4. Feedstock sourcing and eligibility boundaries
The proposed regulations also tighten parameters around feedstocks and sourcing rules, bringing agricultural supply chains directly into the tax analysis.
Procurement decisions now influence tax outcomes. For anyone advising on the 45Z credit, feedstock definitions should be treated as a primary risk area.

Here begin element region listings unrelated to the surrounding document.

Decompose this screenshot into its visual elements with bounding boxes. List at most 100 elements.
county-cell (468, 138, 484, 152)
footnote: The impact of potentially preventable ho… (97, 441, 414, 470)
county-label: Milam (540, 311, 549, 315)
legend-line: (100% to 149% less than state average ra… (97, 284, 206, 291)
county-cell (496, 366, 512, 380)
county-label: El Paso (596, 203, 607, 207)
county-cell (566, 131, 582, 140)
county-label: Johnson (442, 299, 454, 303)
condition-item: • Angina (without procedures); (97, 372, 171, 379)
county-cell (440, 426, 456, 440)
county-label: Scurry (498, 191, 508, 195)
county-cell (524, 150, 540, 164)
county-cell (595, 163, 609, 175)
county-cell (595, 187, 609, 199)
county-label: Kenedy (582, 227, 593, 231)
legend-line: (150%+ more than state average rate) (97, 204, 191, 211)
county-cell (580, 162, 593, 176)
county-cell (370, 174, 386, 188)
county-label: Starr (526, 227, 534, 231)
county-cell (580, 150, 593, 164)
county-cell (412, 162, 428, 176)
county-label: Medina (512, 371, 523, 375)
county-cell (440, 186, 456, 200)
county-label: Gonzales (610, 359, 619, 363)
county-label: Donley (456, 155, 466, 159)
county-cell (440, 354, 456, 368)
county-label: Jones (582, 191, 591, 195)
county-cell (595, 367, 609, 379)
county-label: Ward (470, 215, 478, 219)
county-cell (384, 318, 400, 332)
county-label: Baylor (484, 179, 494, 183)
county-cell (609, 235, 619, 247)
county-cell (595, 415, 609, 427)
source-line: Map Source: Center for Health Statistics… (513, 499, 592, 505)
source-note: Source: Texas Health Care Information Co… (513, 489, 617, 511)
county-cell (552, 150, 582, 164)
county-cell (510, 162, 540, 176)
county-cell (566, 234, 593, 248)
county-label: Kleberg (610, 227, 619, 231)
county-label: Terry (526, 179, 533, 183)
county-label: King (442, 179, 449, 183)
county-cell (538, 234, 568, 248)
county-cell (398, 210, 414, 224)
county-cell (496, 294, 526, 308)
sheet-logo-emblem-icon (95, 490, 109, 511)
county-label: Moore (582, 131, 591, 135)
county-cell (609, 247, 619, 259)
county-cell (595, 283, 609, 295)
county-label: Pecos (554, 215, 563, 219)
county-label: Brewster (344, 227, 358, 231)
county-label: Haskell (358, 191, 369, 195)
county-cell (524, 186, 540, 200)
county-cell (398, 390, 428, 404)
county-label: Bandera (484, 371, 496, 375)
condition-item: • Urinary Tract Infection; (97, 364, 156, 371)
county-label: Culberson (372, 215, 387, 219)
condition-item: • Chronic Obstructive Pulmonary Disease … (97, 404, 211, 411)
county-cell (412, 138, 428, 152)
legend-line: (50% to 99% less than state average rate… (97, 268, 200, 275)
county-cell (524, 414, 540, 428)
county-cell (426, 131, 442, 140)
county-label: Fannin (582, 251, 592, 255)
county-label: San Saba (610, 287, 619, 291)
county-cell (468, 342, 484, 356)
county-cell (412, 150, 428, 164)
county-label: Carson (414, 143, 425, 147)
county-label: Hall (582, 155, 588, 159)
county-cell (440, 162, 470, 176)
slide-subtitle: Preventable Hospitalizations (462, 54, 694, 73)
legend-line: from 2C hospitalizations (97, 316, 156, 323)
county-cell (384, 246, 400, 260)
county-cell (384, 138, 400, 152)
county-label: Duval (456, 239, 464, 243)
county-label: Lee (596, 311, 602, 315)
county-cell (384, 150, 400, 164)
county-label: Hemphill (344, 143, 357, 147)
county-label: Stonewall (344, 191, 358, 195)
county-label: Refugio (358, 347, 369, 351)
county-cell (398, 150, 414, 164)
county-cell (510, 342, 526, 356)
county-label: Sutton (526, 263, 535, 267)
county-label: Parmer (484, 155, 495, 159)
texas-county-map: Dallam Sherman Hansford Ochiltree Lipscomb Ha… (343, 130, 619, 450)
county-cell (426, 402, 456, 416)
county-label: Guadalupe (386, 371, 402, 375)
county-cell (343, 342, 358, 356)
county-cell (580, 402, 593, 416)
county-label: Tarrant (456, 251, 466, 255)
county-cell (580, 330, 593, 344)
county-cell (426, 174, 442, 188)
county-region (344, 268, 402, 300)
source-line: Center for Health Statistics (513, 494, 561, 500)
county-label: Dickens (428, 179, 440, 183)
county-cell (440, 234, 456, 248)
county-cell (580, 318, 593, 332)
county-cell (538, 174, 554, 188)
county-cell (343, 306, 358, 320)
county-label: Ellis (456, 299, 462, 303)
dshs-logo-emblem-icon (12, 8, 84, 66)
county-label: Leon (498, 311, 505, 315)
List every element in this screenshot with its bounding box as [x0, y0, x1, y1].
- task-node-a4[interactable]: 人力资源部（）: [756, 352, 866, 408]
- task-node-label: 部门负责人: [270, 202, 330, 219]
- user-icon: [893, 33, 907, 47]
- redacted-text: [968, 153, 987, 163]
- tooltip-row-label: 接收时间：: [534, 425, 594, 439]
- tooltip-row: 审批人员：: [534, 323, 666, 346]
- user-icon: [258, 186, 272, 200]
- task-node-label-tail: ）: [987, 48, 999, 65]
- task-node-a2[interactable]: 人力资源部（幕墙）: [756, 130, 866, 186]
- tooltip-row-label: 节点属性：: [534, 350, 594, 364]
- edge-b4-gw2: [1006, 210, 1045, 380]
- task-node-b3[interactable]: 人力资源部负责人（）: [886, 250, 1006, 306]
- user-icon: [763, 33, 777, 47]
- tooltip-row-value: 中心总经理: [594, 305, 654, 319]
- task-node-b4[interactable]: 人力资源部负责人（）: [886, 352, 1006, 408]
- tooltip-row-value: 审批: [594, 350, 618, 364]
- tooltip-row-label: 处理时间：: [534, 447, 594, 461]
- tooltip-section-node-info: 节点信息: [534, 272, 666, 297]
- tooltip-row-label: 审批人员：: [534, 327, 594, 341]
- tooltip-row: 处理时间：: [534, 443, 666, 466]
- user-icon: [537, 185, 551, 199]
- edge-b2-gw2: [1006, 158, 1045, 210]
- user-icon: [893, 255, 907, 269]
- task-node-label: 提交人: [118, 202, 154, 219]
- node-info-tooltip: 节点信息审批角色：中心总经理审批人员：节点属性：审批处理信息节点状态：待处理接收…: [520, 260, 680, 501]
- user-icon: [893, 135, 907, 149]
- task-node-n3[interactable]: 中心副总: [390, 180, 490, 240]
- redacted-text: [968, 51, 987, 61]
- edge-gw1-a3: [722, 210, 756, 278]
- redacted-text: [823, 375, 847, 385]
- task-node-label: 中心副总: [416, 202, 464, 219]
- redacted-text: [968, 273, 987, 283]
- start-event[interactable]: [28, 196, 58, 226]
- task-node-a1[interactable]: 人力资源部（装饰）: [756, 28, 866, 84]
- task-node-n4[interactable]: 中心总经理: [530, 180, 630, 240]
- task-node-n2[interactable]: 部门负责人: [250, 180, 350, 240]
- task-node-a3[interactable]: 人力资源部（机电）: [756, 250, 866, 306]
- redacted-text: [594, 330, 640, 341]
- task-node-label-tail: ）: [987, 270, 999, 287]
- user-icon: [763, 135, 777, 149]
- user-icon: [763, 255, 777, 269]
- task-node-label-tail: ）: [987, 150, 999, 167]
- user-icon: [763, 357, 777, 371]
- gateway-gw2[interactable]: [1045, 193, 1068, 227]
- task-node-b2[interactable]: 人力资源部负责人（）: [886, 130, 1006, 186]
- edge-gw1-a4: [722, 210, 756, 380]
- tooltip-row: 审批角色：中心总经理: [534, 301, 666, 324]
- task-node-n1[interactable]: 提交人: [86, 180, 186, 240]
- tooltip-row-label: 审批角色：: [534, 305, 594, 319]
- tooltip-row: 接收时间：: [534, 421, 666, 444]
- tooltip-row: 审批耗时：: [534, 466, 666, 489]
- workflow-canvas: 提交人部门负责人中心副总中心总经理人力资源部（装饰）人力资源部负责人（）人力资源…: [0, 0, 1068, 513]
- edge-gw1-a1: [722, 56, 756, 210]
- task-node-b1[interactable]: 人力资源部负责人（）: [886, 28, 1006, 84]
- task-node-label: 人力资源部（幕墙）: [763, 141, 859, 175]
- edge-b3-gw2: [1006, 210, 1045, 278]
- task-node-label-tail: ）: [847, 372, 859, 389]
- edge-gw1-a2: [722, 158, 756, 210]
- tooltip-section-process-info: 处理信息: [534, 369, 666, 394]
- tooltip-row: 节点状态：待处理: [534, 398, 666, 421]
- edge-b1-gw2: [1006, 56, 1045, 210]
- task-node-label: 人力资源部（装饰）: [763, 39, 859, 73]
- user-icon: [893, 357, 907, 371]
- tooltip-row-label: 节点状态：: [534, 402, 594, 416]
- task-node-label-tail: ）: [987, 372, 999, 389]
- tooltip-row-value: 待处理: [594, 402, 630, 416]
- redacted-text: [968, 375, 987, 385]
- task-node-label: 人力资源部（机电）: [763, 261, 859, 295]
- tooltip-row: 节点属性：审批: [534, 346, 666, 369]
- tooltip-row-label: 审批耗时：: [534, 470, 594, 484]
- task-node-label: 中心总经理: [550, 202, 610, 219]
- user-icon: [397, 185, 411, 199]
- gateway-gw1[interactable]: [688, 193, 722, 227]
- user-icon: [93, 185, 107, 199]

Sourcing documentation belongs in the planning phase, not after the return is filed.
How tax teams should approach 45Z planning
The Section 45Z credit rewards early, structured planning rather than last-minute compliance.

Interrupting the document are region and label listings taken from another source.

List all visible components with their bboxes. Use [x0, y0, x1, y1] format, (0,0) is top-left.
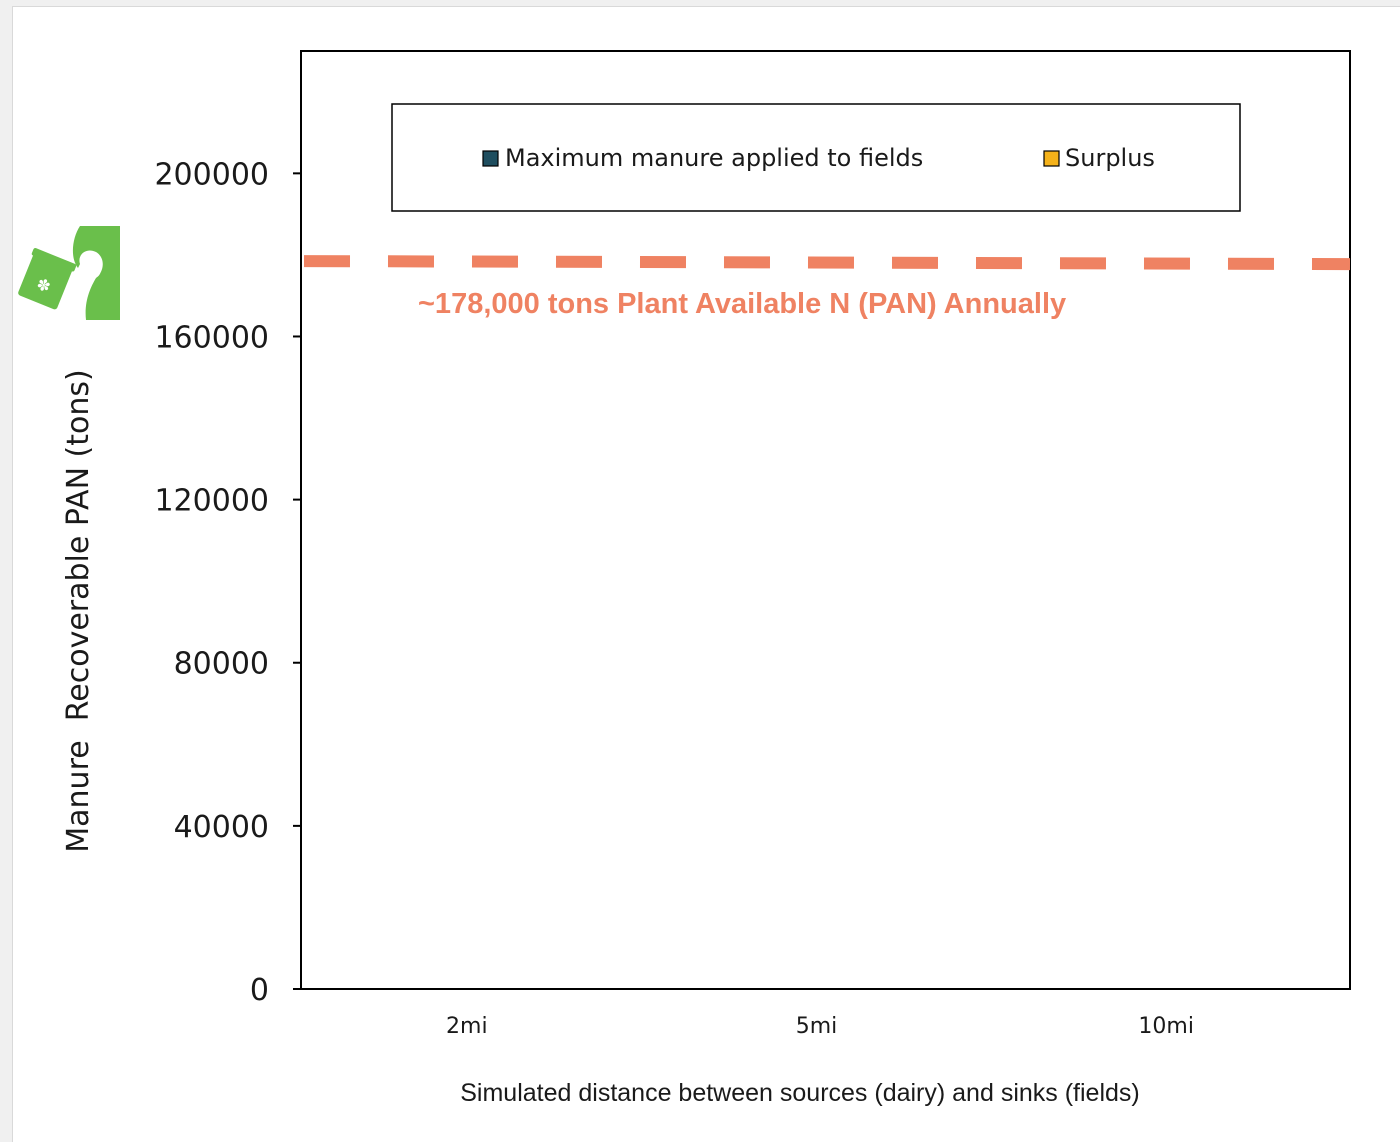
legend-swatch-max-manure: [482, 150, 499, 167]
y-tick-label: 200000: [154, 157, 269, 192]
legend-box: [391, 103, 1241, 212]
y-tick-label: 80000: [174, 647, 269, 682]
pan-reference-label: ~178,000 tons Plant Available N (PAN) An…: [418, 288, 1066, 320]
y-axis-ticks: 0 40000 80000 120000 160000 200000: [154, 157, 301, 1008]
legend-label-max-manure: Maximum manure applied to fields: [505, 144, 923, 172]
legend-swatch-surplus: [1043, 150, 1060, 167]
y-tick-label: 0: [250, 973, 269, 1008]
x-axis-ticks: 2mi 5mi 10mi: [446, 1014, 1194, 1039]
plot-area: [300, 50, 1351, 990]
manure-spreader-icon: ✽: [18, 226, 120, 320]
y-tick-label: 40000: [174, 810, 269, 845]
pan-reference-line: [303, 255, 1351, 271]
icon-bucket: [18, 252, 73, 310]
y-tick-label: 120000: [154, 484, 269, 519]
icon-bucket-rim: [31, 248, 77, 272]
x-tick-label: 10mi: [1138, 1014, 1194, 1039]
legend-label-surplus: Surplus: [1065, 144, 1155, 172]
icon-spray: [80, 262, 101, 279]
icon-body: [72, 226, 120, 320]
x-tick-label: 5mi: [796, 1014, 838, 1039]
y-tick-label: 160000: [154, 320, 269, 355]
svg-text:✽: ✽: [34, 274, 54, 297]
legend: Maximum manure applied to fields Surplus: [391, 103, 1241, 212]
y-axis-label: Manure Recoverable PAN (tons): [61, 369, 96, 852]
x-tick-label: 2mi: [446, 1014, 488, 1039]
x-axis-label: Simulated distance between sources (dair…: [460, 1079, 1139, 1107]
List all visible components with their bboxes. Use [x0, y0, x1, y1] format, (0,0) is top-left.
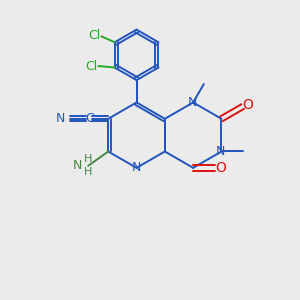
Text: N: N	[56, 112, 65, 125]
Text: H: H	[84, 154, 92, 164]
Text: O: O	[215, 161, 226, 175]
Text: N: N	[132, 161, 141, 174]
Text: Cl: Cl	[86, 59, 98, 73]
Text: H: H	[84, 167, 92, 177]
Text: N: N	[188, 96, 197, 109]
Text: Cl: Cl	[88, 29, 101, 42]
Text: C: C	[85, 112, 94, 125]
Text: O: O	[242, 98, 253, 112]
Text: N: N	[73, 159, 83, 172]
Text: N: N	[216, 145, 226, 158]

For tax teams supporting clean fuel producers, the work typically falls into a few clear areas:
Identify qualifying activities early by determining whether the client is treated as the producer under the proposed rules and confirming fuel types, production locations, and sale timing before modeling value.
Evaluate lifecycle emissions assumptions by reviewing feedstocks, energy inputs, and production methods, since small changes in assumptions can materially affect the credit amount.

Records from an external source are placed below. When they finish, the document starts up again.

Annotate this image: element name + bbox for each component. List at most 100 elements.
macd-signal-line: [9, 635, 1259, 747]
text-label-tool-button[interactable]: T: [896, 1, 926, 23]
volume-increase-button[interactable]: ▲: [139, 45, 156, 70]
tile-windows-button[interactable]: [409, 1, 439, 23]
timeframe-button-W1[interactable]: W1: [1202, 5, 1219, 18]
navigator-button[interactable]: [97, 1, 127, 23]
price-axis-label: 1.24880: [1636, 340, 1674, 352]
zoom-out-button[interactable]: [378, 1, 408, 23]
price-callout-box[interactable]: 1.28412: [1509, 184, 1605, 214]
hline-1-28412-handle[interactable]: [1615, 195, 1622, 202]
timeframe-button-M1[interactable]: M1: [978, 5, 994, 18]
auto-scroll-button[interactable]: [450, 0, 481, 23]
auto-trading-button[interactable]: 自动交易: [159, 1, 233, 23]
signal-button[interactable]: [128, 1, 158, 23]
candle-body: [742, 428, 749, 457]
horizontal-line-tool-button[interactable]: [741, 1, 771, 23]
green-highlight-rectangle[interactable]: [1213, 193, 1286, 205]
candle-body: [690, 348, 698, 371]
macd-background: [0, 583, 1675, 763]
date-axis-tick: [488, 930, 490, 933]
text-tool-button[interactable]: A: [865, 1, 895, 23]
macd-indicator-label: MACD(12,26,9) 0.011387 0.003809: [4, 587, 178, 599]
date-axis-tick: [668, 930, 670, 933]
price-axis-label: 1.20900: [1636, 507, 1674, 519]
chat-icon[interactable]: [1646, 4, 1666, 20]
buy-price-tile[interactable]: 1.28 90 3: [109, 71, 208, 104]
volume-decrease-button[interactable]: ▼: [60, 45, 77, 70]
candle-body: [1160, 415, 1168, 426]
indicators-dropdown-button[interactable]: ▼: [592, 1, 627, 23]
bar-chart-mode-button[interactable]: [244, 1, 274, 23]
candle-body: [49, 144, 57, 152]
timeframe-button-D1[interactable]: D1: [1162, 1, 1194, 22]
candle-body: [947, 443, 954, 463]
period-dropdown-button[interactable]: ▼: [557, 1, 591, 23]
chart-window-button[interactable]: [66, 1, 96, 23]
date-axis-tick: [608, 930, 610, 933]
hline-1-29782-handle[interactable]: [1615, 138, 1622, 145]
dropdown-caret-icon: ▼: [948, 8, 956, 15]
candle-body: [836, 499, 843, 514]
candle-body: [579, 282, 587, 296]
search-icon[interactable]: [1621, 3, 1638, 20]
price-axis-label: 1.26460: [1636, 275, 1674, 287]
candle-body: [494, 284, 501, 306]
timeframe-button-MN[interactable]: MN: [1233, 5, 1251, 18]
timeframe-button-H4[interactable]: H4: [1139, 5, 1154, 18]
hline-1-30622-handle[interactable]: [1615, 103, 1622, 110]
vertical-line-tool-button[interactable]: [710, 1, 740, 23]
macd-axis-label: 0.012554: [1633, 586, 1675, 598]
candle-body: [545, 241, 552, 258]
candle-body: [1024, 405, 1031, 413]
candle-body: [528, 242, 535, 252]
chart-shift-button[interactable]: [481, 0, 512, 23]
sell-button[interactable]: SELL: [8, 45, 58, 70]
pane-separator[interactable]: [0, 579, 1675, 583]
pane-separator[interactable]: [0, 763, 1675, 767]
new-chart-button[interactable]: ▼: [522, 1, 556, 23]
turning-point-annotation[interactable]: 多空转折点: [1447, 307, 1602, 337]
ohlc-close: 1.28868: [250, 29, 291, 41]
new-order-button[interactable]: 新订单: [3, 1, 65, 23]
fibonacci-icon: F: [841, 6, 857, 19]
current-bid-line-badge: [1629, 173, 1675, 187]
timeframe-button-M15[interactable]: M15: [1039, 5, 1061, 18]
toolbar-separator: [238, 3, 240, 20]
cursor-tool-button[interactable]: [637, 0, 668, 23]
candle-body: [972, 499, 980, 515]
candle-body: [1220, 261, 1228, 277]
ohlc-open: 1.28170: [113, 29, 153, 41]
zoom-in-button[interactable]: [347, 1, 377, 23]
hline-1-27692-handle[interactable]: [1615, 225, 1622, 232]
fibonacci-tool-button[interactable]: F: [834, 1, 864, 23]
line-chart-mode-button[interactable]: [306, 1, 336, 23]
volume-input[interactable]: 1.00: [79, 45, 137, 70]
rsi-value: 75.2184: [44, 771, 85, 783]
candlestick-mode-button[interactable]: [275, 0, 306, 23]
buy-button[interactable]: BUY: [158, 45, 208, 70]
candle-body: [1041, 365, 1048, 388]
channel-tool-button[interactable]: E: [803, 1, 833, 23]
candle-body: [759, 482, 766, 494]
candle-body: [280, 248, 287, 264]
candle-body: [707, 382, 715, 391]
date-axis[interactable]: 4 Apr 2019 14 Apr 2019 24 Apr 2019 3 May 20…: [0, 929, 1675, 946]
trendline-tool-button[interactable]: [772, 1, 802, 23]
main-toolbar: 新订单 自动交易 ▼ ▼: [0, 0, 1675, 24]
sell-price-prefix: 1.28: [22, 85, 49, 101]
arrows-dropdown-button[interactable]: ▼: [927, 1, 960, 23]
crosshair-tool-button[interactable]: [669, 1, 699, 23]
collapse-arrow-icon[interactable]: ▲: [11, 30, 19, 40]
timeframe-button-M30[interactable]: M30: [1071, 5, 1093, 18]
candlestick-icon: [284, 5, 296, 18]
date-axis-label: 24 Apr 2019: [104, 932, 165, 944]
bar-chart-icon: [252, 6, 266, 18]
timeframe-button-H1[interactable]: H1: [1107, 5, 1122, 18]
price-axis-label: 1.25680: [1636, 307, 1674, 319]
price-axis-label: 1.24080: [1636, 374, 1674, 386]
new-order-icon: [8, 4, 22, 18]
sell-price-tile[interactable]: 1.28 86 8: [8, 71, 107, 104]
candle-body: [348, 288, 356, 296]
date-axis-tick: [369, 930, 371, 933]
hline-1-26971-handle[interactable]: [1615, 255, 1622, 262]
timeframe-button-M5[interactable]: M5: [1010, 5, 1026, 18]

Review transaction and sales structure to confirm that tolling, contract manufacturing, and title transfer mechanics align with qualified sales definitions.
Assess feedstock sourcing and documentation as a tax issue, ensuring records support the emissions profile claimed rather than treating sourcing as purely operational.
Build documentation alongside operations so emissions data, contracts, and assumptions live in the tax file from the start instead of being reconstructed later.
Monitor guidance as it evolves, because the 45Z rules are proposed and subject to refinement.
Bottom line
The proposed Section 45Z regulations do not simplify clean fuel credits, but they make them usable.
Producers gain clearer planning signals. Farmers see more predictable demand. Tax professionals can support positions with stronger documentation instead of retroactive explanations.
That's why farm and biofuel groups welcomed the rules. The credit has moved from theory into practice.
If keeping up with changes like this feels harder each year, it is because the rules keep getting more detailed. Bizora helps tax professionals turn developments like the 45Z guidance into clear, usable insight they can rely on throughout the year.
FAQ
What is the Section 45Z clean fuel production credit?
It is a federal tax credit for clean transportation fuel produced in the United States. The credit is calculated per gallon or gasoline gallon equivalent and depends on lifecycle greenhouse gas emissions.
How is the credit amount determined?
The amount varies based on carbon intensity. Fuels with lower lifecycle emissions generally receive a higher credit.
Why does lifecycle emissions modeling matter?
Because it directly affects eligibility and credit value. Emissions assumptions and inputs become part of tax substantiation.
How do tolling arrangements affect the credit?
Transaction structure can determine who is treated as the producer. Certain tolling or contract manufacturing arrangements may not qualify depending on how sales are structured.
Why are farmers affected by this credit?
Many clean fuels rely on agricultural feedstocks. Clear credit rules improve demand predictability for crops like corn and soybeans.